A partir dos princípios e bases lançadas pelo Direito Ambiental no contexto de uma sociedade de riscos, surgem, então, visões de mundo que consideram a criação de reservas naturais como uma das únicas maneiras de manter o mundo natural livre das influências maléficas da interferência humana degradadora e causadora de riscos para os ecossistemas. Neste diapasão, são institucionalizadas no Brasil inúmeras unidades de conservação, criadas com o intuito de afastar a presença humana e preservar tais territórios de qualquer interferência produzida pelo homem.

Contudo, as unidades de preservação criadas não levaram em conta a presença, em tais territórios, de grupos humanos que ali desenvolviam suas atividades ligadas à natureza e que possibilitavam, ao mínimo, seu sustento próprio.

As comunidades tradicionais, instaladas em territórios com ampla necessidade de proteção ambiental, foram, por muito tempo, ignoradas e criminalizadas como culturas degradadoras do meio ambiente e dos ecossistemas, trazendo a tona uma questão de profundo interesse jurídico e sociológico, que demonstra a necessidade de um estudo específico que evidencie a relação dos princípios da precaução e prevenção ambiental, emergidos no contexto da sociedade de risco, com as populações tradicionais que, muitas vezes, tem seus direitos ignorados em função das políticas de proteção ambiental.


I.A SOCIEDADE DE RISCO

O conhecimento humano sempre foi caracterizado por uma dose de incerteza e pela ignorância, o que não difere da característica do conhecimento produzido atualmente, que continua permeado por incertezas e riscos.
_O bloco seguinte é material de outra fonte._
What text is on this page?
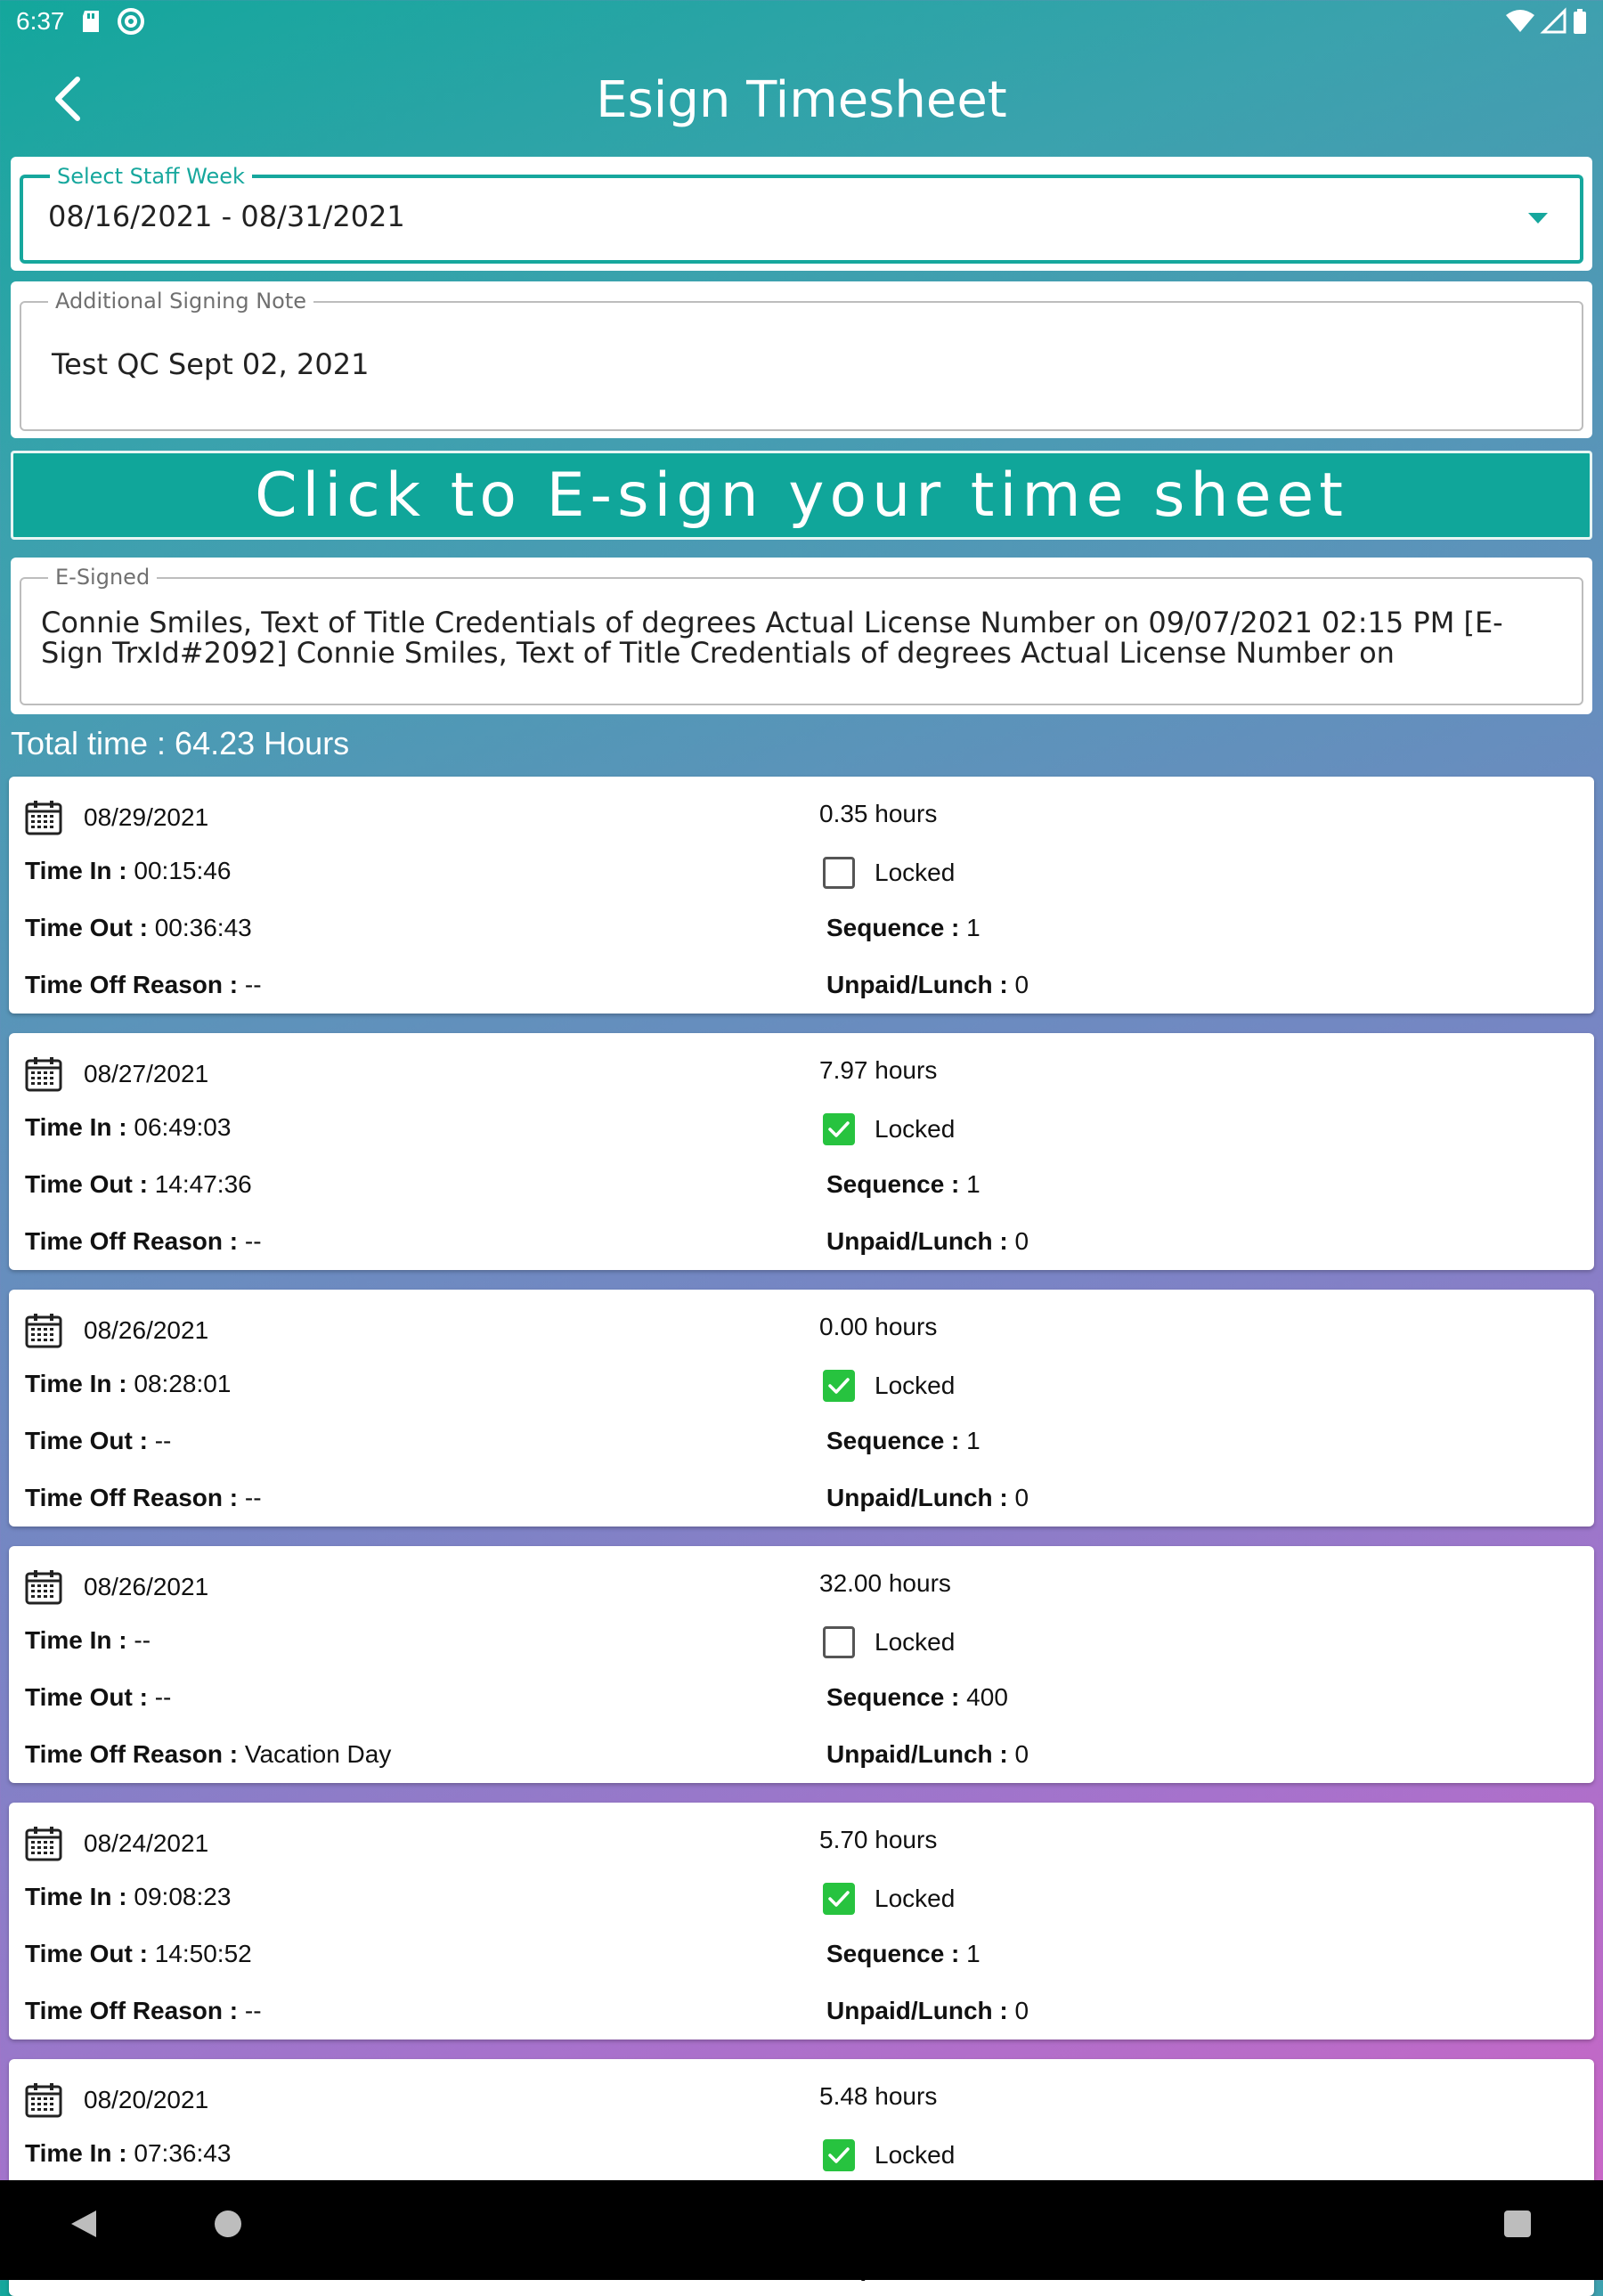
6:37
Esign Timesheet
Select Staff Week
08/16/2021 - 08/31/2021
Additional Signing Note
Test QC Sept 02, 2021
Click to E-sign your time sheet
E-Signed
Connie Smiles, Text of Title Credentials of degrees Actual License Number on 09/07/2021 02:15 PM [E-Sign TrxId#2092] Connie Smiles, Text of Title Credentials of degrees Actual License Number on
Total time : 64.23 Hours
08/29/2021
Time In :
00:15:46
Time Out :
00:36:43
Time Off Reason :
--
0.35 hours
Locked
Sequence :
1
Unpaid/Lunch :
0
08/27/2021
Time In :
06:49:03
Time Out :
14:47:36
Time Off Reason :
--
7.97 hours
Locked
Sequence :
1
Unpaid/Lunch :
0
08/26/2021
Time In :
08:28:01
Time Out :
--
Time Off Reason :
--
0.00 hours
Locked
Sequence :
1
Unpaid/Lunch :
0
08/26/2021
Time In :
--
Time Out :
--
Time Off Reason :
Vacation Day
32.00 hours
Locked
Sequence :
400
Unpaid/Lunch :
0
08/24/2021
Time In :
09:08:23
Time Out :
14:50:52
Time Off Reason :
--
5.70 hours
Locked
Sequence :
1
Unpaid/Lunch :
0
08/20/2021
Time In :
07:36:43

5.48 hours
Locked
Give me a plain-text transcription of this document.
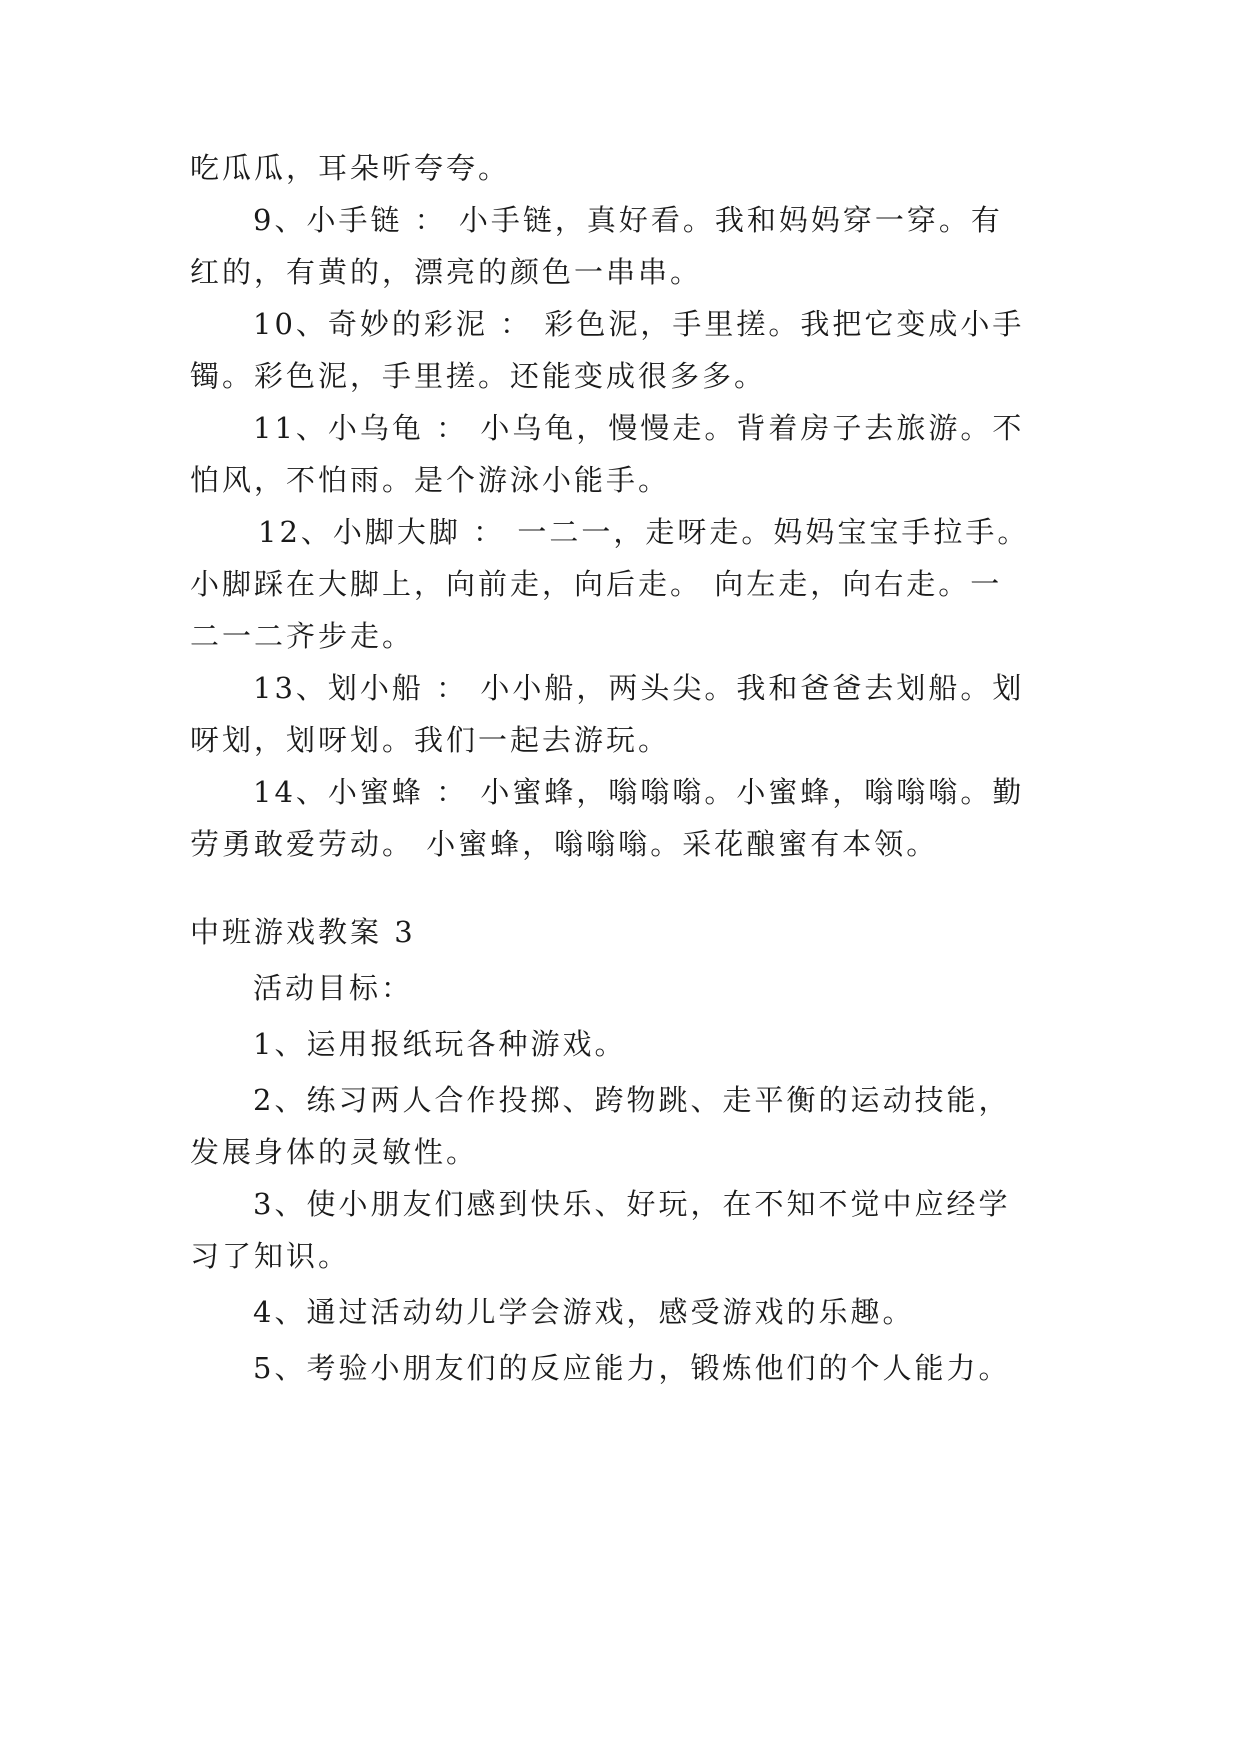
吃瓜瓜，耳朵听夸夸。
9、小手链 ： 小手链，真好看。我和妈妈穿一穿。有
红的，有黄的，漂亮的颜色一串串。
10、奇妙的彩泥 ： 彩色泥，手里搓。我把它变成小手
镯。彩色泥，手里搓。还能变成很多多。
11、小乌龟 ： 小乌龟，慢慢走。背着房子去旅游。不
怕风，不怕雨。是个游泳小能手。
12、小脚大脚 ： 一二一，走呀走。妈妈宝宝手拉手。
小脚踩在大脚上，向前走，向后走。 向左走，向右走。一
二一二齐步走。
13、划小船 ： 小小船，两头尖。我和爸爸去划船。划
呀划，划呀划。我们一起去游玩。
14、小蜜蜂 ： 小蜜蜂，嗡嗡嗡。小蜜蜂，嗡嗡嗡。勤
劳勇敢爱劳动。 小蜜蜂，嗡嗡嗡。采花酿蜜有本领。
中班游戏教案 3
活动目标：
1、运用报纸玩各种游戏。
2、练习两人合作投掷、跨物跳、走平衡的运动技能，
发展身体的灵敏性。
3、使小朋友们感到快乐、好玩，在不知不觉中应经学
习了知识。
4、通过活动幼儿学会游戏，感受游戏的乐趣。
5、考验小朋友们的反应能力，锻炼他们的个人能力。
Ademais, nas últimas décadas os sistemas de produção industriais e tecnológicos levaram o nosso planeta a um patamar de uma situação grave e de limite máximo. Consequentemente, surgiram novos danos ambientais e de saúde, acarretando em um aumento da sensação de incerteza e ignorância a respeito dos riscos que estávamos enfrentando, como, por exemplo, questões envolvendo a contaminação do ar, do solo e da água, a diminuição da camada de ozônio ou até mesmo o aumento das radiações e a perda da diversidade biológica em diversos ecossistemas.

Por outro lado, o desenvolvimento industrial e tecnológico, gerador de tais efeitos sobre a saúde humana e sobre o meio ambiente, não foi freado com tais consequências negativas, muito pelo contrário, criaram-se novos riscos oriundos da atividade humana, apontando para uma fragilidade dos mecanismos de seguridade relacionados ao avanço desenvolvimentista, exemplificando-se em casos como o desastre de Chernobyl e demais acidentes químicos industriais.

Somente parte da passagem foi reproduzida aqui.